Такуро Накамура (Кэри Хираюки Тагава) — пожилой японец в рясе, с лицом злодея из видеоигры и вытатуированным во всю спину драконом — прибывает в село Глубокое Ярославской области под именем отца Николая. Направлен он сюда из японской православной церкви, поскольку бандитское прошлое угрожает как самому Накамуре, так и подросткам из конкурирующего клана якудза. Отец Николай такому раскладу даже рад — природа средней полосы России располагает к обретению мира в душе, но выясняется, что на землю жителей Глубокого претендует бизнесмен Андрей Нелюбин (Иван Охлобыстин). Приходится Накамуре, собравшемуся мирно заняться реконструкцией местного храма, вспомнить навыки руководителя. Отпор противнику предстоит дать фермеру с посттравматическим синдромом (Игорь Жижикин), юному алкоголику (Петр Федоров) и пожилому охотнику-барду (Петр Мамонов).
На уровне идеи «Иерей-сан», придуманный Иваном Охлобыстиным, выглядел почти как русский народный стим-панк.
Самурай с кадилом при участии Мамонова и Жижикина борется с нечистым на руку предпринимателем — в пересказе этот сюжет напоминает одновременно «Шестиструнного самурая» и постсоветский хит «Любить по-русски» Евгения Матвеева с еще не ушедшим из кинематографа Никитой Джигурдой. Однако на деле «Иерей-сан» почти два часа занимается прежде всего тем, что обманывает абсолютно все ожидания, за исключением самых худших.
Понятно, что, несмотря на прекращение церковной службы, Охлобыстин не может себе позволить полностью отдаться привычному для себя постмодернизму в духе «Даун-хауса», приходится маскироваться. Поэтому в те моменты, когда на экране должен, наконец, начаться экшен, происходит что-нибудь вроде обретения главным героем зарытого в лесу колокола, которое разворачивается на глазах у изумленного семейства бурых медведей. Снята сцена почему-то частично в черно-белой гамме, но это можно оставить на совести режиссера Егора Баранова, ответственного, кстати, за постановку предыдущего сценария Охлобыстина «Соловей-разбойник». Боевые сцены здесь, впрочем, есть, но имеют место в основном в Японии: расстрел бойцами якудза какого-то довольно абстрактного офиса снят в таком навязчивом рапиде, будто бы авторы только позавчера открыли для себя «Матрицу» и боевики Джона Ву.
Если в Японии царит атмосфера бандитского беспредела, то на русской земле всех персонажей, разумеется, охватывает тяга к духовности,
которую, очевидно, символизирует звучащее периодически за кадром пение «музыкального продюсера» фильма Бориса Гребенщикова.

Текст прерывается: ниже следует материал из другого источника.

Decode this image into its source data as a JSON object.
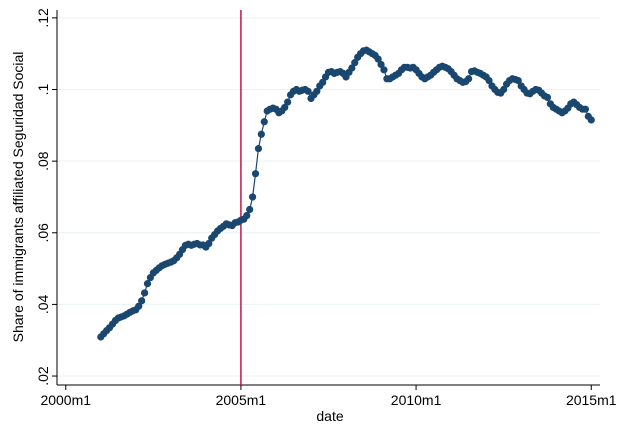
{
  "chart_data": {
    "type": "line",
    "x_label": "date",
    "y_label": "Share of immigrants affiliated Seguridad Social",
    "xlim": [
      "1999m10",
      "2015m4"
    ],
    "xticks": [
      "2000m1",
      "2005m1",
      "2010m1",
      "2015m1"
    ],
    "ylim": [
      0.0175,
      0.1222
    ],
    "yticks": [
      {
        "value": 0.02,
        "label": ".02"
      },
      {
        "value": 0.04,
        "label": ".04"
      },
      {
        "value": 0.06,
        "label": ".06"
      },
      {
        "value": 0.08,
        "label": ".08"
      },
      {
        "value": 0.1,
        "label": ".1"
      },
      {
        "value": 0.12,
        "label": ".12"
      }
    ],
    "grid": true,
    "xline": "2005m1",
    "xline_color": "#c0174a",
    "x": [
      "2001m1",
      "2001m2",
      "2001m3",
      "2001m4",
      "2001m5",
      "2001m6",
      "2001m7",
      "2001m8",
      "2001m9",
      "2001m10",
      "2001m11",
      "2001m12",
      "2002m1",
      "2002m2",
      "2002m3",
      "2002m4",
      "2002m5",
      "2002m6",
      "2002m7",
      "2002m8",
      "2002m9",
      "2002m10",
      "2002m11",
      "2002m12",
      "2003m1",
      "2003m2",
      "2003m3",
      "2003m4",
      "2003m5",
      "2003m6",
      "2003m7",
      "2003m8",
      "2003m9",
      "2003m10",
      "2003m11",
      "2003m12",
      "2004m1",
      "2004m2",
      "2004m3",
      "2004m4",
      "2004m5",
      "2004m6",
      "2004m7",
      "2004m8",
      "2004m9",
      "2004m10",
      "2004m11",
      "2004m12",
      "2005m1",
      "2005m2",
      "2005m3",
      "2005m4",
      "2005m5",
      "2005m6",
      "2005m7",
      "2005m8",
      "2005m9",
      "2005m10",
      "2005m11",
      "2005m12",
      "2006m1",
      "2006m2",
      "2006m3",
      "2006m4",
      "2006m5",
      "2006m6",
      "2006m7",
      "2006m8",
      "2006m9",
      "2006m10",
      "2006m11",
      "2006m12",
      "2007m1",
      "2007m2",
      "2007m3",
      "2007m4",
      "2007m5",
      "2007m6",
      "2007m7",
      "2007m8",
      "2007m9",
      "2007m10",
      "2007m11",
      "2007m12",
      "2008m1",
      "2008m2",
      "2008m3",
      "2008m4",
      "2008m5",
      "2008m6",
      "2008m7",
      "2008m8",
      "2008m9",
      "2008m10",
      "2008m11",
      "2008m12",
      "2009m1",
      "2009m2",
      "2009m3",
      "2009m4",
      "2009m5",
      "2009m6",
      "2009m7",
      "2009m8",
      "2009m9",
      "2009m10",
      "2009m11",
      "2009m12",
      "2010m1",
      "2010m2",
      "2010m3",
      "2010m4",
      "2010m5",
      "2010m6",
      "2010m7",
      "2010m8",
      "2010m9",
      "2010m10",
      "2010m11",
      "2010m12",
      "2011m1",
      "2011m2",
      "2011m3",
      "2011m4",
      "2011m5",
      "2011m6",
      "2011m7",
      "2011m8",
      "2011m9",
      "2011m10",
      "2011m11",
      "2011m12",
      "2012m1",
      "2012m2",
      "2012m3",
      "2012m4",
      "2012m5",
      "2012m6",
      "2012m7",
      "2012m8",
      "2012m9",
      "2012m10",
      "2012m11",
      "2012m12",
      "2013m1",
      "2013m2",
      "2013m3",
      "2013m4",
      "2013m5",
      "2013m6",
      "2013m7",
      "2013m8",
      "2013m9",
      "2013m10",
      "2013m11",
      "2013m12",
      "2014m1",
      "2014m2",
      "2014m3",
      "2014m4",
      "2014m5",
      "2014m6",
      "2014m7",
      "2014m8",
      "2014m9",
      "2014m10",
      "2014m11",
      "2014m12",
      "2015m1"
    ],
    "series": [
      {
        "color": "#1a476f",
        "values": [
          0.0309,
          0.0318,
          0.0327,
          0.0335,
          0.0345,
          0.0355,
          0.0362,
          0.0365,
          0.0368,
          0.0373,
          0.0378,
          0.0382,
          0.0385,
          0.0395,
          0.041,
          0.0432,
          0.0458,
          0.0475,
          0.0488,
          0.0495,
          0.0502,
          0.0508,
          0.0512,
          0.0515,
          0.0518,
          0.0522,
          0.053,
          0.054,
          0.0553,
          0.0565,
          0.0568,
          0.0565,
          0.0568,
          0.057,
          0.0566,
          0.0566,
          0.056,
          0.057,
          0.0585,
          0.0595,
          0.0605,
          0.0612,
          0.0618,
          0.0625,
          0.0622,
          0.062,
          0.0628,
          0.063,
          0.0635,
          0.0638,
          0.0648,
          0.0665,
          0.07,
          0.0765,
          0.0835,
          0.0875,
          0.091,
          0.094,
          0.0945,
          0.0948,
          0.0945,
          0.0935,
          0.094,
          0.095,
          0.0965,
          0.0985,
          0.0995,
          0.1,
          0.0995,
          0.0998,
          0.1,
          0.0995,
          0.0975,
          0.0985,
          0.0995,
          0.101,
          0.102,
          0.1035,
          0.1048,
          0.105,
          0.1045,
          0.1048,
          0.105,
          0.1045,
          0.1035,
          0.1048,
          0.106,
          0.1075,
          0.109,
          0.11,
          0.1108,
          0.111,
          0.1105,
          0.11,
          0.1095,
          0.1085,
          0.107,
          0.1055,
          0.103,
          0.103,
          0.1035,
          0.104,
          0.1045,
          0.1055,
          0.1062,
          0.1062,
          0.106,
          0.1062,
          0.1055,
          0.1045,
          0.1035,
          0.103,
          0.1035,
          0.104,
          0.1048,
          0.1055,
          0.1062,
          0.1065,
          0.1062,
          0.1058,
          0.105,
          0.104,
          0.103,
          0.1025,
          0.102,
          0.1022,
          0.103,
          0.105,
          0.1052,
          0.1048,
          0.1045,
          0.104,
          0.1035,
          0.1025,
          0.101,
          0.1,
          0.0992,
          0.099,
          0.1,
          0.1015,
          0.1025,
          0.103,
          0.1028,
          0.1025,
          0.101,
          0.1,
          0.099,
          0.0988,
          0.0995,
          0.1,
          0.0998,
          0.099,
          0.0982,
          0.0978,
          0.096,
          0.095,
          0.0945,
          0.094,
          0.0935,
          0.094,
          0.0948,
          0.096,
          0.0965,
          0.0958,
          0.095,
          0.0945,
          0.0945,
          0.0925,
          0.0915
        ]
      }
    ]
  }
}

Помимо собственных произведений, лидер «Аквариума» наполнил саундтрек какими-то усредненно японскими мотивами, которые, правда, больше подходят не драме о вере и диалоге культур, а туристическому видео, которое отдыхающим выдают после экскурсии «по буддовским местам».
Впрочем, разобраться к хитросплетениях сюжета и тонкостях философии, на которой настаивает сценарист, в рамках киноверсии все равно не удастся. Как и многие отечественные картины последних лет, «Иерей-сан» изначально задумывался как сериал, а кинотеатральная версия представляет собой набор сцен хронологически расположенных, но не всегда связанных между собой.
Например, о том, что герой Петра Федорова запил из-за неудавшейся хоккейной карьеры, можно узнать, только посетив официальный сайт картины.
Определенной удачей в этом ряду выглядит эпизод, в котором Мамонов с отсутствующим видом исполняет песню «Школьные годы», пока подручные героя Охлобыстина избивают заглавного героя. С точки зрения градуса абсурда это совершенно законченное произведение. После которого, правда, Мамонова (как, впрочем, и Охлобыстина) хорошо бы вывести из статуса православных супергероев. Худшего пиара Русской православной церкви, пожалуй, и не придумать.